Outro elemento que importa considerar e diz respeito a uma lacuna existente na sociedade em geral, se restringe ao fato da desinformação sobre o que é e o que são os movimentos sociais, quais seus objetivos, demandas, projetos, etc. Em grande parte, as incompreensões sobre a atuação dos movimentos sociais na prática social obnubilam e escamoteiam o sentido, as orientações e os caminhos a que tais movimentos se circunscrevem. E é claro que a grande mídia tem e possui influência considerável nesse sentido, ou seja, na marginalização dos movimentos sociais, proveniente de disseminação dúbia e torpes das reais intenções dos agentes e ou entidades de apoio que compõem tais mobilizações.

 

Para compreender qual o sentido de educação a que os movimentos sociais promovem, é preciso refletir, em primeiro lugar, a respeito de movimentos sociais. Isto é, entender como se determinou o conceito e suas especificidades. De todo modo, os movimentos sociais como prática social, ou seja, como ações de sujeitos sociais, quer sejam coletivas e/ou individuais, sempre existiram historicamente. Significa dizer que, do ponto de vista histórico, os movimentos sociais são parte de uma construção social que envolveu (e envolve) conflitos, desigualdades, sectarismos, etc. Desde a Roma Antiga até os dias presentes, os movimentos sociais se definem a partir da ação cotidiana de grupos e sujeitos historicamente marginalizados, tais como, camponeses, indígenas, negros, mulheres, homossexuais, entre outros. De outro lado, a teorização dos movimentos sociais como prática social, iniciou-se a partir do século XIX, no contexto do movimento operário europeu, especialmente na Inglaterra. De lá para cá é que se pensou nos movimentos sociais como possibilidade de transformação social almejável.

 

Outra dimensão que se pode reproduzir sobre os movimentos sociais, além da perspectiva de prática social e teórica-conceitual, é a da análise sobre como os movimentos sociais foram (e continuam sendo) tratados dentro da historiografia. De fato, grande parte dos movimentos sociais historicamente consolidados não tiveram (ou não receberam) a alcunha de “movimentos sociais”. A título de exemplo podemos mencionar, para não estendermos demais a reflexão, os movimentos sociais do período regencial da história brasileira. Estudamos que durante a Regência (1831-1840) algumas revoltas e revoluções trouxeram para o âmbito da vida política e social do Brasil “conturbações” variadas. Desde a Cabanagem (Pará), Sabinada (Bahia), Balaiada (Maranhão); até a Rusga (Mato Grosso), Malês (Bahia), Farroupilha (Rio Grande do Sul), que tais movimentos sociais são abordados como “revoltas”, “rebeliões”, e até mesmo revoluções, no sentido pejorativo.
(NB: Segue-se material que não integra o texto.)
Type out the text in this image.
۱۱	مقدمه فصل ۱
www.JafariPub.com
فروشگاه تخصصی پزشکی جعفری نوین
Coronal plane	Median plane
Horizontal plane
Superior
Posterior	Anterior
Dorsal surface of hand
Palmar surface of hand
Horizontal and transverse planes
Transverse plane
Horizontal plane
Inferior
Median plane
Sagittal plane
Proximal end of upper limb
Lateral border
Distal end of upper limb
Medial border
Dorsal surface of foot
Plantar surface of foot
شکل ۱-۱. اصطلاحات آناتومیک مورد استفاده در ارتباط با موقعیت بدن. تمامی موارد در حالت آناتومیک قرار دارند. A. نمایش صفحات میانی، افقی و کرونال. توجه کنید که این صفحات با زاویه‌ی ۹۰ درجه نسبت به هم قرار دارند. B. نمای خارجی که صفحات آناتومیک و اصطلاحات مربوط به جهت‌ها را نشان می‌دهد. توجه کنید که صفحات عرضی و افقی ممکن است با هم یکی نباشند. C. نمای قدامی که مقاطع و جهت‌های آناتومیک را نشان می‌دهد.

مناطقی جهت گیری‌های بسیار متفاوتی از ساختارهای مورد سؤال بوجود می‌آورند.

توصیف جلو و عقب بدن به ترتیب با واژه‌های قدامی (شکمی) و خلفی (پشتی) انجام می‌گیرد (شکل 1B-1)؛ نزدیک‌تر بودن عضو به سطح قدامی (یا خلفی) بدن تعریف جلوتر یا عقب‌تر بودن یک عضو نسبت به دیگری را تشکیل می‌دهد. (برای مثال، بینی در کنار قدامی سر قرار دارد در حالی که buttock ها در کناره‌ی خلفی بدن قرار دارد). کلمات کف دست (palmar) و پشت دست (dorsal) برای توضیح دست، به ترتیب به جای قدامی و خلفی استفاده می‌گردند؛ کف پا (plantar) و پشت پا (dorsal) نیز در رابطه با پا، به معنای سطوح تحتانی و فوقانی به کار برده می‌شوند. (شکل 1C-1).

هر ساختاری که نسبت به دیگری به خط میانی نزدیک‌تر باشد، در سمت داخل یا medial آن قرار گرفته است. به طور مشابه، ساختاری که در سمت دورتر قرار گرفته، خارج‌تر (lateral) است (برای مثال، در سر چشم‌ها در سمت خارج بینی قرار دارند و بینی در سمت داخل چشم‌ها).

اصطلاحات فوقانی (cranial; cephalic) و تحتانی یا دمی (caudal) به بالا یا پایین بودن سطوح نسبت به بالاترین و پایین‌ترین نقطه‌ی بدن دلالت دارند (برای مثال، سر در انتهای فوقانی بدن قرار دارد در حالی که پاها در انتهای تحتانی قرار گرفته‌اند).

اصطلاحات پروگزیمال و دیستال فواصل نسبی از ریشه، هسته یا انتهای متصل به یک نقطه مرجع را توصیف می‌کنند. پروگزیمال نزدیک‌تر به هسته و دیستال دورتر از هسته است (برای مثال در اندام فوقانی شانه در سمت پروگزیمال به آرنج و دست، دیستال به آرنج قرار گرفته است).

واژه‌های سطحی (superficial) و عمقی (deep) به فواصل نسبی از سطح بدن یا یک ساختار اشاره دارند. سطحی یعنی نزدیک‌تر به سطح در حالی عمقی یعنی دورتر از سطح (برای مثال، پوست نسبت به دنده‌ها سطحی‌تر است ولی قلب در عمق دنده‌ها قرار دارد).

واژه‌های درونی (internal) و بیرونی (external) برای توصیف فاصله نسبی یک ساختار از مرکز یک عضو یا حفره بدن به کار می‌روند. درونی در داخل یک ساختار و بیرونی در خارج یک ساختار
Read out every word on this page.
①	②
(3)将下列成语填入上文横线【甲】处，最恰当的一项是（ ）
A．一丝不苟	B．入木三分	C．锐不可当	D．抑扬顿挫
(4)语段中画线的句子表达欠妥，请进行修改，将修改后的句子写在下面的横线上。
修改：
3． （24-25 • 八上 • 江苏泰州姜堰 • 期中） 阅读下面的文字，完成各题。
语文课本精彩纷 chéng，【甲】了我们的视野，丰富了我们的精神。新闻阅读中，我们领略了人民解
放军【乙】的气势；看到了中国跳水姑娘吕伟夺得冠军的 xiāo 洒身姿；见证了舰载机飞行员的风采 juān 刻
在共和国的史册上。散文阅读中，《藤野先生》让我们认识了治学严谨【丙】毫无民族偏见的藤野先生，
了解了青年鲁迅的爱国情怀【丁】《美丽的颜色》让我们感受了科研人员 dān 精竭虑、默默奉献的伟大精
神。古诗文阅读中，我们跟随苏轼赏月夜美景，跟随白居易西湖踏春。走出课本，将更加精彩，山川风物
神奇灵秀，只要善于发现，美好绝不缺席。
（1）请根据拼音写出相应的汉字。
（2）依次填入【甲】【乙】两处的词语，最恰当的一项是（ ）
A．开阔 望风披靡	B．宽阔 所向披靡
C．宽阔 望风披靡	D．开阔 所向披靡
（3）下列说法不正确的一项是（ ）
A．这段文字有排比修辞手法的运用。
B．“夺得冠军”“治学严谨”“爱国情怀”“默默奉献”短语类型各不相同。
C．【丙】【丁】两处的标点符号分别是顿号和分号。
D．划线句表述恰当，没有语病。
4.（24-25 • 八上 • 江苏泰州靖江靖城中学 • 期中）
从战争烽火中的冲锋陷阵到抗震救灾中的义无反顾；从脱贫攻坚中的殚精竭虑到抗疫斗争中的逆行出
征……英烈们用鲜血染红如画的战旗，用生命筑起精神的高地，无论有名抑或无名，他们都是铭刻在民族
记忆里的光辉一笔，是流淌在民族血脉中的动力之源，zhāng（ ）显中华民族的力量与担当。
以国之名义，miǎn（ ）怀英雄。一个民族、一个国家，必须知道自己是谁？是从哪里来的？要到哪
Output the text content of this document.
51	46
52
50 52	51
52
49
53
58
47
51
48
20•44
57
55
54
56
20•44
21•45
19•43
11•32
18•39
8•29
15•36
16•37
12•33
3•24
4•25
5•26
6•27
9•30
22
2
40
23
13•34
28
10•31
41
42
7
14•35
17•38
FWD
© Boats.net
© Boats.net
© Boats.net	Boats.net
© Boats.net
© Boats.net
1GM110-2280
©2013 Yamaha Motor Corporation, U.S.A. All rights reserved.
Isso demonstra o claro objetivo de denegrir e desmerecer a importância de tais movimentos diante a história nacional. Trata-se destes e de outros movimentos sociais de nossa história como ações de sujeitos perturbadores da ordem, intransigentes da lei e da estrutura autoritária vigente. O que esquecem é que tais movimentos sociais buscavam a melhoria nas condições de vida e uma sociedade republicana e democrática. Evidentemente que na construção da historiografia imperam interesses de grupos específicos, cuja intenção visa acentuar suas qualidades e ideologias, em detrimento da marginalização de grupos minoritários historicamente subalternizados.

 

A constatação de que os movimentos sociais nem sempre foram reconhecidos como tal dentro e ao longo da História nos municia quanto à crítica que deve ser considerada em relação à construção das identidades nacionais. É preciso constantemente nos posicionarmos quanto ao segmento social a que pertencemos e, não obstante, lutar pela equidade e igualdade sociais. Em outros termos, considerar a luta e a mobilização de homens e mulheres marginalizados historicamente é reconhecer que vivemos em uma sociedade desigual e sectarista. No que se refere ao aspecto da educação, está pode ser de diferentes formas. É comum designarmos para o processo de construção da educação elementos apenas inseridos no campo da formalidade, da institucionalidade e do Estado. Educação é um processo que envolve sujeitos sociais de diferentes classes, grupos e segmentos sociais. Ela não está apenas instituída no aparato escolar-burocrático-institucional-estatal. Ao contrário, a educação se constrói cotidianamente em múltiplos espaços e saberes. A educação é um processo de troca, permuta, escambo, em que eu dou e recebo, recebo e dou (Paulo Freire).

 

O aspecto educacional dos movimentos sociais que apresentamos neste texto não é (e neste ponto estamos ratificando o que afirmamos no início) mais um tema transversal presente nos Parâmetros Curriculares Nacionais. Defendemos que os movimentos sociais educam no sentido da educação cidadã, da luta por direitos, da mobilização política e prática social. Sim, podemos aprender e apreender com os movimentos sociais. São eles que nos mostram o que está de errado em nossa sociedade, pois revelam as fraturas, as brechas, os interstícios do problema social que se vivencia. Os movimentos sociais educam porque questionam o sistema e o pressiona para mudança, transformação, alteração daquele estado de coisas. Os movimentos sociais nos ensinam que a liberdade, a igualdade, a dignidade, o respeito e a tolerância são bases essenciais para o exercício da convivência humana. Independentemente do caráter da mobilização, quer seja de classes, étnico, gênero, racial, o aprendizado se define como luta pela cidadania e preservação dos direitos básicos da vida humana.

 

Uma das grandes pensadoras que trabalha a perspectiva dos movimentos sociais como premissa de uma educação cidadã é a socióloga e professora Maria da Glória Gohn. Em grande parte de seus textos a professora não deixa escapar o sentido da educação que se pode absorver acerca da ação pragmática e legítima dos movimentos sociais. De acordo com Gohn, os movimentos sociais educam, pois contestam o Estado e seus aparelhos repressivos e ideológicos. Mesmo aqueles movimentos sociais que se institucionalizam ou se tornam ONGs, deixam o ensinamento da obstinação em face de um dessaranjo social, a um desequilíbrio da estrutura estatal. Quando o Estado não cumpre com suas obrigações, entram em cena os movimentos sociais para reivindicar, pressionar, exigir, influenciar e transformar. Se hoje temos uma sociedade que preserva alguns direitos sociais, políticos e civis, o que está ainda muito longe do ideal, é claro, é porque houve (e há) movimentos sociais, porque houve (e há) quem lutasse, é porque houve (e há) quem morresse por uma sociedade melhor.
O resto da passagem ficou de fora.